Think of all the times that articles about "working class Americans" only talk to White working class Americans. The conflation gives a sharply skewed account of "working class Americans" -- for example, it makes them out to be far more conservative than they are. To be clear, a poll that sampled only Black Americans' political attitudes also would give us skewed picture of "Americans'" political attitudes (it would tell us, for example, that 90% of "Americans" vote Democrat, which is ... not correct). But it is not an accident that nobody makes that mistake -- there are plenty of good reasons to poll Black Americans as to their views, but nobody thinks that a poll which sampled only Black respondents is giving a comprehensive picture of American political attitudes.

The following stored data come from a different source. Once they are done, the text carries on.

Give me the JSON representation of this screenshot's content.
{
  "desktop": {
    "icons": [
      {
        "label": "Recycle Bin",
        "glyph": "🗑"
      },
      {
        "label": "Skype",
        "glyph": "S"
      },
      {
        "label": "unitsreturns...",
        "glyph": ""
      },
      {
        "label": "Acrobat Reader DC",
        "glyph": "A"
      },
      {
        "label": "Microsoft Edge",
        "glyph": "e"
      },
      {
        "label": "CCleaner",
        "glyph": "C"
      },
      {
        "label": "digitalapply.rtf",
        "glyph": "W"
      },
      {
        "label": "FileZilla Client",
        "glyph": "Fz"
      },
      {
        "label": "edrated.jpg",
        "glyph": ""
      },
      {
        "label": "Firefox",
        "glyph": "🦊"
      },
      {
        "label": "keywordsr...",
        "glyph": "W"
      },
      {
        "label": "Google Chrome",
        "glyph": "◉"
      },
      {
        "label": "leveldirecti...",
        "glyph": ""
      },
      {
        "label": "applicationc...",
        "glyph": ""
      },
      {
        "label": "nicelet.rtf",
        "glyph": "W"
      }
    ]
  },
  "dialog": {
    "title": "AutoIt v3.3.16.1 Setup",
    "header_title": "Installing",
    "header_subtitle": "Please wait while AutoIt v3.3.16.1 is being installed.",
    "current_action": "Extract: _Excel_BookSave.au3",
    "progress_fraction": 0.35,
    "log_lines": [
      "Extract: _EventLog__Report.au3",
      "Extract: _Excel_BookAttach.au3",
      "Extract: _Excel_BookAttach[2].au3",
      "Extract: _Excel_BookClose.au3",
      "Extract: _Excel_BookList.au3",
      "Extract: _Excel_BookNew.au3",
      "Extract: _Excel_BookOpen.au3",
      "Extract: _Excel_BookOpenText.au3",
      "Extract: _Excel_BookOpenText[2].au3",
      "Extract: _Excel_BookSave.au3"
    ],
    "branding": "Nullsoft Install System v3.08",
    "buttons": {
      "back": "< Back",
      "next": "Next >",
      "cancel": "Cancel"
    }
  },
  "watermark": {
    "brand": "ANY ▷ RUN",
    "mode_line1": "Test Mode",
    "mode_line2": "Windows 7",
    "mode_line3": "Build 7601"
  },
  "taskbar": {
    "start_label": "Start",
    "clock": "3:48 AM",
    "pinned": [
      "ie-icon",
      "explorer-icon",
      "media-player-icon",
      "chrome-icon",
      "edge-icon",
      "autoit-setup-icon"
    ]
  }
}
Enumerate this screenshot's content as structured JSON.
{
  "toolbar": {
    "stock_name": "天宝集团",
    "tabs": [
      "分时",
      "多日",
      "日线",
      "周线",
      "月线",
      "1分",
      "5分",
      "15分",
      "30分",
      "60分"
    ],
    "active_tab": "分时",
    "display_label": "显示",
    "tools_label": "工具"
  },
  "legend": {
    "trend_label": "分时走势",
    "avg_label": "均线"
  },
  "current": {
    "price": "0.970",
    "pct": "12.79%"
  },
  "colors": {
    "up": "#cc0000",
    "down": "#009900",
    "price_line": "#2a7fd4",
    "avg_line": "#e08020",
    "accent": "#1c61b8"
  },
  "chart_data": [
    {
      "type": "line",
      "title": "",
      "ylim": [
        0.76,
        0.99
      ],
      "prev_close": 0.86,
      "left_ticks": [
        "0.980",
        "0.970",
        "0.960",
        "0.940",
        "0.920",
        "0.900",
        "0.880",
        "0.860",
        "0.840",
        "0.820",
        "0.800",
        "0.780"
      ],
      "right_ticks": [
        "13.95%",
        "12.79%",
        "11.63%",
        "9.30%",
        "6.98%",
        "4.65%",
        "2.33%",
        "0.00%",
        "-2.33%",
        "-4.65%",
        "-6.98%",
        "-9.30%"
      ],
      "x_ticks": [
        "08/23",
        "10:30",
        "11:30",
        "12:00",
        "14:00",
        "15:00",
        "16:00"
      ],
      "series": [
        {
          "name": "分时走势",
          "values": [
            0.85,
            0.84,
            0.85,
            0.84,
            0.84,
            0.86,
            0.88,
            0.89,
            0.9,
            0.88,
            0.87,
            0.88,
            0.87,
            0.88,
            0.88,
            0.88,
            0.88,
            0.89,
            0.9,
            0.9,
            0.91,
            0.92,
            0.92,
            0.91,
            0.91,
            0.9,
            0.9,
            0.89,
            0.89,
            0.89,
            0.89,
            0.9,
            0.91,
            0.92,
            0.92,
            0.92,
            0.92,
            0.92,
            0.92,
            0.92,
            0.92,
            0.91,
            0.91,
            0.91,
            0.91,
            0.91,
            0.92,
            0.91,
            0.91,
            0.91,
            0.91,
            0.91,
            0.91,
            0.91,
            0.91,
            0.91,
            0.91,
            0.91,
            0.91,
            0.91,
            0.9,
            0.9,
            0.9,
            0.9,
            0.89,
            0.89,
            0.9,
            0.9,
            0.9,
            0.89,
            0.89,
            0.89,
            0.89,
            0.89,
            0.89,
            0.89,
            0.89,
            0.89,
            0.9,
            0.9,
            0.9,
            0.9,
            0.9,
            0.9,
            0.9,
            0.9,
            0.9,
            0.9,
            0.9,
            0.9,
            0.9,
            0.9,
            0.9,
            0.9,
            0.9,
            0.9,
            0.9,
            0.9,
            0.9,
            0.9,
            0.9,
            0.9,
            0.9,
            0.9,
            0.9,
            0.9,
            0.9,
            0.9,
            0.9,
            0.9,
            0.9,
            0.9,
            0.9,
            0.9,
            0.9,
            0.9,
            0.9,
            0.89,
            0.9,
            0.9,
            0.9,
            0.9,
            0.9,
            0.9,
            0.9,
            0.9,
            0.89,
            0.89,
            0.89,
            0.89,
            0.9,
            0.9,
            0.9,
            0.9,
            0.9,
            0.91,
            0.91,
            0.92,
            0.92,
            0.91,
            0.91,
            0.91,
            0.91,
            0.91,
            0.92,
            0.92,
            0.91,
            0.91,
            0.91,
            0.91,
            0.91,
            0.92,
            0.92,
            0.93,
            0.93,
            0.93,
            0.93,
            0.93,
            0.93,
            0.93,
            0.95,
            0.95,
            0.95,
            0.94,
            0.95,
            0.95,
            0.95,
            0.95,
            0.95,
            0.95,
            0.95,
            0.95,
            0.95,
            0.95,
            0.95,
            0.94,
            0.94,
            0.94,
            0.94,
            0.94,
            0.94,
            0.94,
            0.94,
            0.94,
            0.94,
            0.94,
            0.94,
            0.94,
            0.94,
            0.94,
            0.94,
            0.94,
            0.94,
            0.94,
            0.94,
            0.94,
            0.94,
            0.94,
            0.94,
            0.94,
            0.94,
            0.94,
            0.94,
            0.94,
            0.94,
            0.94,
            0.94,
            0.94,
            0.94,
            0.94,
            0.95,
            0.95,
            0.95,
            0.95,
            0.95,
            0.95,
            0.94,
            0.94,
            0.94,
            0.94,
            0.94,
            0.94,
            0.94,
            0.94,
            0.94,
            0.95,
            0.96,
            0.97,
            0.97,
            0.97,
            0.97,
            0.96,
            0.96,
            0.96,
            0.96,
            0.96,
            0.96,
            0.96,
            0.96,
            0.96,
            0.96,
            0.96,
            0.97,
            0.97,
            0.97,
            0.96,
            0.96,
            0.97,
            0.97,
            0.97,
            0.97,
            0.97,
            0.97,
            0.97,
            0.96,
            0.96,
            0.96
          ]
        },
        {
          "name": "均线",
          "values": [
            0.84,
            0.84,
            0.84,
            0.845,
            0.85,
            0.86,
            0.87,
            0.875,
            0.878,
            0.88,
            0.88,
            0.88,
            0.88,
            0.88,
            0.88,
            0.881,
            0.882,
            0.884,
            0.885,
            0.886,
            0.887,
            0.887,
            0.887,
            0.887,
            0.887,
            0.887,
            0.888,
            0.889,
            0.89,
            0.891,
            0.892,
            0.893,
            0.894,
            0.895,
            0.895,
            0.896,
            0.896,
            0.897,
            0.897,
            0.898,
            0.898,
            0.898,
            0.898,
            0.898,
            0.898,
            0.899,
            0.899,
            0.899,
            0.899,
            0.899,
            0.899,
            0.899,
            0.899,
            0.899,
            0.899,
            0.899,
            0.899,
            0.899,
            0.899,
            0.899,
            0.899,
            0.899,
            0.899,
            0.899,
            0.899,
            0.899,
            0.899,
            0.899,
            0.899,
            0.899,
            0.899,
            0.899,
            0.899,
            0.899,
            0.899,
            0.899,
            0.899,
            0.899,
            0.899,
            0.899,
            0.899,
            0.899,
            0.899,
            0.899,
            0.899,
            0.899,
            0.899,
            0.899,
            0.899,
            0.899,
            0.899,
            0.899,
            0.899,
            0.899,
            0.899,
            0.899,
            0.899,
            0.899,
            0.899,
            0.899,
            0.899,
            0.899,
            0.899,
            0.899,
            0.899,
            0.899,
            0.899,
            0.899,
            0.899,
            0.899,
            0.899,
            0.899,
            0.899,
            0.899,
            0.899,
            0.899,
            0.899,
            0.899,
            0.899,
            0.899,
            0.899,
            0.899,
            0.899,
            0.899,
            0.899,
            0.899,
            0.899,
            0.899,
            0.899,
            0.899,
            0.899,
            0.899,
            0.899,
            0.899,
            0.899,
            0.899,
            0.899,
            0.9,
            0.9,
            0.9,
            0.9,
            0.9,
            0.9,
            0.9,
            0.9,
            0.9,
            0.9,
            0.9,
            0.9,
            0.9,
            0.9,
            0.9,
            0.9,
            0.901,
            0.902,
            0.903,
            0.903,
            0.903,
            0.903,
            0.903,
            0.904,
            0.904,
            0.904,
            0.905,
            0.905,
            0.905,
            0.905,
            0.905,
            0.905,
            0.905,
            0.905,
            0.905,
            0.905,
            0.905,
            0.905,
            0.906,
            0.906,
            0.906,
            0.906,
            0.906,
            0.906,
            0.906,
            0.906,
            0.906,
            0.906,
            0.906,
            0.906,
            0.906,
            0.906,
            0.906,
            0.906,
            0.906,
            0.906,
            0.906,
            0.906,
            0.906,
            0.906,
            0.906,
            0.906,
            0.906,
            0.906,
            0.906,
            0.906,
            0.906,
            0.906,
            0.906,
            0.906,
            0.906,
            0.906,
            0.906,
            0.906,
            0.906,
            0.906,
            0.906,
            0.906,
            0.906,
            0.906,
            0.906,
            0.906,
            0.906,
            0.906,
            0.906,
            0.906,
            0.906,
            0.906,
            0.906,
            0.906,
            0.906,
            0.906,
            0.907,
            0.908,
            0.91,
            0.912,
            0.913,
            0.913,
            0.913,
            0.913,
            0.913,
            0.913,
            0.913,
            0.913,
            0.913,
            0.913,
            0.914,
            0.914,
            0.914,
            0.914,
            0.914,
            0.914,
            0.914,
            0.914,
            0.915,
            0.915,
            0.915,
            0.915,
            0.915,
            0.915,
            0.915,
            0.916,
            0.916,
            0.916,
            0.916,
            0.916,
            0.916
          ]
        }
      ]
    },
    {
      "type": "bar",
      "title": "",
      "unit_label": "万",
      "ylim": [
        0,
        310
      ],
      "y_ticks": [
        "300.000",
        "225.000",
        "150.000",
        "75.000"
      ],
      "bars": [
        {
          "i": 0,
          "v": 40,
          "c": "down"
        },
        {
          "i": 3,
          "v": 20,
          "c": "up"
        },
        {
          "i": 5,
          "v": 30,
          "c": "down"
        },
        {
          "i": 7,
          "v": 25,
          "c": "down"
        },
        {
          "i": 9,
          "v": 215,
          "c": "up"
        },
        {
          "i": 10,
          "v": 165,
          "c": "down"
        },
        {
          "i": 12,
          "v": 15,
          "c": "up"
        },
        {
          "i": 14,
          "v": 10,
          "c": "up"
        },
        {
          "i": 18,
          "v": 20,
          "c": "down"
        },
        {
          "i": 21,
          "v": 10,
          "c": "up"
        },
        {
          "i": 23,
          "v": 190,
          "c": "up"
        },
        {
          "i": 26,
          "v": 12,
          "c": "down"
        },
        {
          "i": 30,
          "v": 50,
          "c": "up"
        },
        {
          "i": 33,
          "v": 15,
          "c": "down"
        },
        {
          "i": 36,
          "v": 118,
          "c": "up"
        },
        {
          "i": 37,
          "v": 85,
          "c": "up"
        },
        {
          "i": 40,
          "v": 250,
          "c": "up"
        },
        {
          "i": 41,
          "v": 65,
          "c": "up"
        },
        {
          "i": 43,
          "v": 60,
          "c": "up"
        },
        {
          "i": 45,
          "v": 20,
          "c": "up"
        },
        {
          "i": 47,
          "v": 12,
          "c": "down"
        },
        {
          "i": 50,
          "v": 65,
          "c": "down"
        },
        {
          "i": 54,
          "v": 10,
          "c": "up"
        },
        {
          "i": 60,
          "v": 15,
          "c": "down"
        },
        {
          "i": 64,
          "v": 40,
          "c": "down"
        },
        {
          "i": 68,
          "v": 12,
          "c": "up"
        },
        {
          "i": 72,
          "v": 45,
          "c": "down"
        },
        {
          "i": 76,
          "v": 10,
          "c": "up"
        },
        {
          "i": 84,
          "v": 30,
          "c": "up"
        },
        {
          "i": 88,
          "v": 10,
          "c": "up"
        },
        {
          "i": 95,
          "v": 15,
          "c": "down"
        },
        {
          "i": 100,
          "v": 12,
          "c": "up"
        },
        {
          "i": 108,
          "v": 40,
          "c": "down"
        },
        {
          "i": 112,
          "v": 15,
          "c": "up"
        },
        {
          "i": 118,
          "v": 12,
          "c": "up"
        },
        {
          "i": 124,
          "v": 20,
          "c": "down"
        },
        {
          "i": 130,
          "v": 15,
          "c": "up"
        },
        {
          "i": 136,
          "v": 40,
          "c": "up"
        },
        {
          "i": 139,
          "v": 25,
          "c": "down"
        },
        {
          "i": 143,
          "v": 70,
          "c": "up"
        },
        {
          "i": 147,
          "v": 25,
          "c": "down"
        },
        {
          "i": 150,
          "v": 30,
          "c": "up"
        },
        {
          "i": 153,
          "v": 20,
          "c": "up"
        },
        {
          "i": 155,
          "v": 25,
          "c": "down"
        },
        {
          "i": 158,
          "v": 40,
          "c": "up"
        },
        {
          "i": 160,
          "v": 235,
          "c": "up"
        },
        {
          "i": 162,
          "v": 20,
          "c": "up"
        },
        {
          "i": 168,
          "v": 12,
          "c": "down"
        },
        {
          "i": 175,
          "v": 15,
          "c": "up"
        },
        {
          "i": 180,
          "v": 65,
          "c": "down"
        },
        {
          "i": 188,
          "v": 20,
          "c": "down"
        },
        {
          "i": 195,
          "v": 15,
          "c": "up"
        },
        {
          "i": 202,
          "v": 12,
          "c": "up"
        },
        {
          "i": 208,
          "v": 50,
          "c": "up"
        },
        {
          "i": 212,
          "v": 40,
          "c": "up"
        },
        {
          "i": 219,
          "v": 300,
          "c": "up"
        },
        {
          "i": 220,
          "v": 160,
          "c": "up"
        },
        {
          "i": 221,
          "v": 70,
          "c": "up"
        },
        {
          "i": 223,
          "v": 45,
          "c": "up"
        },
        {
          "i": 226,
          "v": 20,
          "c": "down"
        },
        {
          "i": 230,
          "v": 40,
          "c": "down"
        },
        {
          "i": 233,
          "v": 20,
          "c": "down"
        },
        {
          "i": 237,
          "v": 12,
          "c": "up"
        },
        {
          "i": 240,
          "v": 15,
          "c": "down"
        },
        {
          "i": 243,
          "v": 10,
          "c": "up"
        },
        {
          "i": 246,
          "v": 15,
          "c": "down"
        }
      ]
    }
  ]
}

By coincidence, I was having this discussion at approximately the same time I came across a new article by James W. Fox on how Black Americans originally understood the 13th Amendment. This is an important contribution because very often "originalist" investigations of the Constitution -- those which look to see how people of the framing era understood the meaning of giving constitutional clause -- look almost-exclusively at the understandings of White Americans at that time. That isn't self-conscious or intentional -- to the contrary, it is almost entirely unthinking. But nonetheless, investigations that sample near-exclusively White Americans are used to generate inferences about the original understandings held by Americans, as a whole. And this feels very natural, just the way of doing "neutral" originalist thinking, such that we don't even notice until it's pointed out just how skewed our sample is.
In reality, it is not remotely surprising that Black Americans and White Americans in the 1860s may have had different understandings of what the 13th Amendment was supposed to do. There are absolutely important historical reasons to look specifically at what White people thought; there are certainly are good historical reasons to look specifically at what Black people thought. From an originalist perspective, there may be a good reason to try and synthesize these thoughts into a cohesive whole that does capture a unified "American" understanding of the document, if that is indeed possible. But you have to be self-conscious about it -- if you're only looking at what White people thought, you're not looking at what "Americans", as an undifferentiated whole, thought. The racism that Kendi is articulating is the racism that assumes that proper taxonomy is one where an investigation of Black perspectives on the 13th Amendment is categorized as specifically "Black", while an investigation of White perspectives on the 13th Amendment is categorized as just "people's" perspectives or "American's" perspectives.